Originally Posted by Jim Ramsey
Hi Trevor,
I am going to just pop in with some thoughts and hope there's some relevance among my bullshit. I think I know what you are addressing as a theme in this piece. I've read many times that the beginning of agriculture was the beginning of the need to organize into communities, villages and towns. I've come across various versions of a corollary question encountered throughout my life, essentially, whether civilization is really worth all of its assorted pains and complications. Freud's most commercially successful and most generally read book addressed some of the concerns. He called the book, "Civilization and its Discontents." I've often read references to the idyllic, romanticized lives of nomadic peoples and Polynesian islanders who are free of the so-called evils of property laws and of being fortress-bound, of being crowded in diseased quarters, of being governed, of being bound to drudgery to avoid subsistence living. You don't speak of it in your poem, but animal husbandry is connected to agrarian beginnings too. Although animals can be more mobile than a field of wheat (can graze on wild grasses and provide milk and meat on the move), the renewable food sources provided by farming benefits livestock as well as humans. When people clear a patch of land, dig canals, build reservoirs and aqueducts, start putting up fences and walls, erect fortifications and develop new tools and vessels, the needs and ideas just start feeding on each other and before you know it, you have Cleveland and a work ethic. You also have museums, art galleries and produce stands.
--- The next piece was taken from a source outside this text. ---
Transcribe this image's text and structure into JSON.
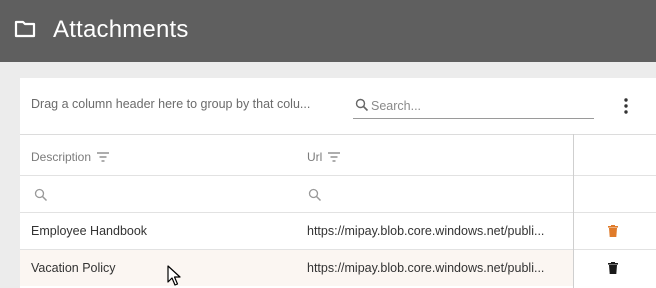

Well, that's briefly my take on your theme. I can see the value in opining on the issues involved. The question is how to do it in a poem. That brings us to the problematic consideration of what poetry is or isn't. I read modern poems from current lit mags and see many that are just prose broken up with line breaks. Oh, sometimes the poet sticks in a weird metaphor or two to disguise it. Alternatively, I also see completely incomprehensible exercises of surrealistic pretense. It seems it's possible to get published either way, and maybe the biggest trick is to have an in with an editor. My general advice though is to write poetry passionately and not rationally whenever you can. And yes, the passion can be for language and not subject matter, and that gives poets a lot of room and opportunity to take on many subjects.